Multivariable Exam 3 Review: Thomas 16.8

By Tyler Clarke in Calculus on 2025-4-23

Hello, everybody! This is the very last section in the Thomas textbook, and it's (fortunately) not a very hard one. This section is on something called divergence theorem.

The critical idea behind divergence theorem can be summed up with this formula, where `S` is a closed smooth surface, `C` is the volume contained by it, and `F` is a differentiable vector field: `int int_S F cdot n dA = int int_C int grad cdot F dV`. The flux of a vector field through a closed smooth surface is equal to the volume integral of the divergence of the vector field in the volume contained by the surface.

This has obvious applications. In many cases, it's much easier to compute `grad cdot F` than `F cdot n`: finding a normal vector can be extremely difficult for complex surfaces. It also means you don't have to worry about orientation, and in some cases you can greatly simplify the bounds of integration. Let's do an example!

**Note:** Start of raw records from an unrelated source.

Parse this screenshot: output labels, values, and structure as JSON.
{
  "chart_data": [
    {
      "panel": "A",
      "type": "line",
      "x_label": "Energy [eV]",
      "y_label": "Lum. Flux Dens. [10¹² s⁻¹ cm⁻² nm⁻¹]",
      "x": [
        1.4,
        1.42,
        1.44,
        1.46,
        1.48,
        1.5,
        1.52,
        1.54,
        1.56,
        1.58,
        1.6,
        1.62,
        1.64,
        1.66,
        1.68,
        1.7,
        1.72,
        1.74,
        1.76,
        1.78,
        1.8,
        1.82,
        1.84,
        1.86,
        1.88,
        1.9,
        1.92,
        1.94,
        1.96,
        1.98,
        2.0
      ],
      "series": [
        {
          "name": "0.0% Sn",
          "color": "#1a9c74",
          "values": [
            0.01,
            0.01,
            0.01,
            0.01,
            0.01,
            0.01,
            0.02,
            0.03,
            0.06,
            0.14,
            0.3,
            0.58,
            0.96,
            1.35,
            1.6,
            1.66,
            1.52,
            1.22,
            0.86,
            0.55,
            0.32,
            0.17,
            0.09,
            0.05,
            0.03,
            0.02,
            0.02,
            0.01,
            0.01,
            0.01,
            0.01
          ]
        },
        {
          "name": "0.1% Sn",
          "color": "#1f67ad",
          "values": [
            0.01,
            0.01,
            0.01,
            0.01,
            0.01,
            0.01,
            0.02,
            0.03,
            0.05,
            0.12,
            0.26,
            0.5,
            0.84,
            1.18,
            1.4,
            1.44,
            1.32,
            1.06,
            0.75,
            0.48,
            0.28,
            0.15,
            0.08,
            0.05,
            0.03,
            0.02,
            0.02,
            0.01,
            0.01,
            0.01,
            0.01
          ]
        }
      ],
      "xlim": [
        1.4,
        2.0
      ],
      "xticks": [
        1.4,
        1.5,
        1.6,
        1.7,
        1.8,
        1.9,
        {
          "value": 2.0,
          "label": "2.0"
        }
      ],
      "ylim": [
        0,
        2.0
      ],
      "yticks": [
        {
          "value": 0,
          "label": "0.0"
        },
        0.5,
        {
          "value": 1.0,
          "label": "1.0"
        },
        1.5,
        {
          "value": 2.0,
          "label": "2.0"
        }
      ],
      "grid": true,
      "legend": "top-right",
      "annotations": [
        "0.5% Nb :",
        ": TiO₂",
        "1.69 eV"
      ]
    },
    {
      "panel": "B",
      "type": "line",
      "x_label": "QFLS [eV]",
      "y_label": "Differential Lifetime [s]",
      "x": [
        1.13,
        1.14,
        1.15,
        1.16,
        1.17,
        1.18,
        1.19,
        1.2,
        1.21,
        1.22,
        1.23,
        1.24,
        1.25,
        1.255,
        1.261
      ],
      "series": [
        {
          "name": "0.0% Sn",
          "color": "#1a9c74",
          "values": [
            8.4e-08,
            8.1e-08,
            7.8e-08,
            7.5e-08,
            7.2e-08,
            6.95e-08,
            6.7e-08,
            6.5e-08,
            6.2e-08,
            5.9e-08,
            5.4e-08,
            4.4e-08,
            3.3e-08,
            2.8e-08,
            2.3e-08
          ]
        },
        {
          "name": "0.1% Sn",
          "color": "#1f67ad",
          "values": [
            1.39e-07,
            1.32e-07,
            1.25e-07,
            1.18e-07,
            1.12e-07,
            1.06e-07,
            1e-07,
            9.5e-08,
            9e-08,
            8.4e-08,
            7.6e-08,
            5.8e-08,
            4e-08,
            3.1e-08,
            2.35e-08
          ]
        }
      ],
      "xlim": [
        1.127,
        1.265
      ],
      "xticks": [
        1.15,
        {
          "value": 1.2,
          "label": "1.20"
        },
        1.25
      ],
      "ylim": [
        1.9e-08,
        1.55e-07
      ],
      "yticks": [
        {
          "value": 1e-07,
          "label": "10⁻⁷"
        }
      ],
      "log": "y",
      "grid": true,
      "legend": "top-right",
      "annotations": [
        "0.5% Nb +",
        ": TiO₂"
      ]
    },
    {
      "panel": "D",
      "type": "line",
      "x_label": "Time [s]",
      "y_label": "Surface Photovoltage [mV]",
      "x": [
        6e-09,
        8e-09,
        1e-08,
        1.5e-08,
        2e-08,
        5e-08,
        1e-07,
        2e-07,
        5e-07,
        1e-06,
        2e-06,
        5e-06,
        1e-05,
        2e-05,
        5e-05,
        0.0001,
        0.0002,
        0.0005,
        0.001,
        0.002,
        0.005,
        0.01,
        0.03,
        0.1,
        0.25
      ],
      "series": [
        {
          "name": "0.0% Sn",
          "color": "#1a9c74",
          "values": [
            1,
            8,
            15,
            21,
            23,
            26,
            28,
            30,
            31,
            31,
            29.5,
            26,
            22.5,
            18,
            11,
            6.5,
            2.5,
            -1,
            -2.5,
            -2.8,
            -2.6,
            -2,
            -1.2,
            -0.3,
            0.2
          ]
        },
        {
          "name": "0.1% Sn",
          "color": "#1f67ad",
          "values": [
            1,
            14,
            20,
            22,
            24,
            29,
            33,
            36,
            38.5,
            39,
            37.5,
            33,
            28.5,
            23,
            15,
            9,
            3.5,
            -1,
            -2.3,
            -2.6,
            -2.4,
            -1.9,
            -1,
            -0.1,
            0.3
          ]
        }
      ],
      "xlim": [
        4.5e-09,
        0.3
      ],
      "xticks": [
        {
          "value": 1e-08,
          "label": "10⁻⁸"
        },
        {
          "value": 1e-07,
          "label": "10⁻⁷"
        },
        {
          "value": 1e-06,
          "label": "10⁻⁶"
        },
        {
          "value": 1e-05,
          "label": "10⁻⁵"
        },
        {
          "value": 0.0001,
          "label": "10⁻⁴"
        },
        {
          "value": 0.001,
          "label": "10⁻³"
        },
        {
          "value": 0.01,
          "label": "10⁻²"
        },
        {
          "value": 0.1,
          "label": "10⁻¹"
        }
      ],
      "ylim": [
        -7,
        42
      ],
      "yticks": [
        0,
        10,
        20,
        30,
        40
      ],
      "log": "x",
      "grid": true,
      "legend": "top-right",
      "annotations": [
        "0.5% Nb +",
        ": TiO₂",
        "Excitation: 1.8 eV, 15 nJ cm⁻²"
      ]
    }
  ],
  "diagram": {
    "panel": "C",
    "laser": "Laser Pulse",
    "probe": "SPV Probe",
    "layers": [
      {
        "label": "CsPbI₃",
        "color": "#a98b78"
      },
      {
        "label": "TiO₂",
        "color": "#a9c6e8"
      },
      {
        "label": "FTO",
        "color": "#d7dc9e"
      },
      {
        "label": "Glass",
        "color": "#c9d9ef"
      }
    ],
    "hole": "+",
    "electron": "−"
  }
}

Straight from the textbook, we have nice spherical one: find the flux of the vector field `F = [x, y, z]` over the sphere `x^2 + y^2 + z^2 = a^2`. Finding this the conventional way is pretty easy, but I'll leave that as an exercise to the reader. This is very obviously a sphere with radius `a` centered at origin, so we set up our substitution with `0 <= theta <= 2 pi`, `0 <= phi <= pi`, `0 <= rho <= a`, and `dV = rho^2 sin(phi)`. It's easy enough to find that `grad cdot F = 3`. Substituting everything in gives us the integral `int_0^{2pi} int_0^{pi} int_0^a 3rho^2 sin(phi) d rho d phi d theta`. The inner integral is trivial - it works out to `int_0^a 3 rho^2 sin(phi) d rho = a^3 sin(phi)`. This gives us an integral in `phi` of `int_0^{pi} a^3 sin(phi) d phi = |_0^{pi} -a^3 cos(phi) = 2a^3`. Finally, because there is no `theta` term here, we just multiply by `2pi` to get `4pi a^3`.

This technique can also be used to make finding the flux in a nonsmooth surface much less terrible, if it can be reduced to smooth bounds. For instance: to find the flux of `F(x, y, z) = [cos^3(z), cos^3(z), z - e^{cos(x)sin(y)}]` through a cube described by the points `(0, 0, 0)` and `(1, 4, 9)`, we would normally have to calculate the flux through each individual face, which would be absolutely terrible; but with divergence theorem, we can turn this into a much more manageable triple integral over the volume `int_0^1 int_0^4 int_0^9 grad cdot F dz dy dx`. We're in the incredibly lucky position of having `grad cdot F = 1` - meaning the flux is just the volume, `1 * 4 * 9 = 36`. If you don't believe that that was easier, I invite you to calculate `int e^{cos(x)sin(y)} dx`. It's not pleasant.

That's the end of the whole textbook - my copy, at least. See you in the summer with differential equations! Also keep a look-out in the physics section - after finals, I'll be building railguns with the folks at Scrappy's Garage, and I'll definitely be posting the results of our experimentation here. For the very last time (well, not really), au revoir, and good luck!